One of the top illumination events in Tokyo in terms of scale, and boasting hundreds of thousands of LEDs strung all around the complex, Tokyo Dome City’s light-up has an ‘Edo Elegance Japanese Beauty’ theme this winter inspired by traditional Japanese crafts. You can also look forward to Edo Kiriko transformed into a kaleidoscope, glowing origami cranes and other quirky contraptions, while the restaurants and cafés around the facility offer special candy-themed menus.
The rooftop garden at Tokyu Plaza Omotesando assumes a Christmasy character from mid-November, when 16,000 lightbulbs start giving off a warm, orange-tinged light. Wear your warm jacket, grab a bento and try a wintertime picnic under the pretty LEDs.
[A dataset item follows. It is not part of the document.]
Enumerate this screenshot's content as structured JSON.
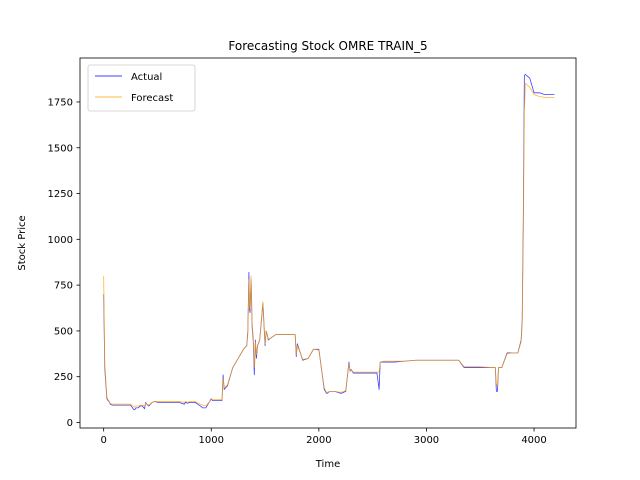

The risquely named Sagamiko Resort Pleasure Forest will be again be pulling out all the stops for its winter illumination show: the Illumillion supposedly uses the largest amount of lights in the entire Kanto region (around six million LEDs). The production has once again been renewed and features a wide range of colours, accompanying music, and light constructions that take advantage of the fountains and lush greenery of the park. Visitors can also use the amusement park rides (including the ferris wheel) at night, so take advantage of this opportunity to enjoy the sparkling forest scenery from a different viewpoint.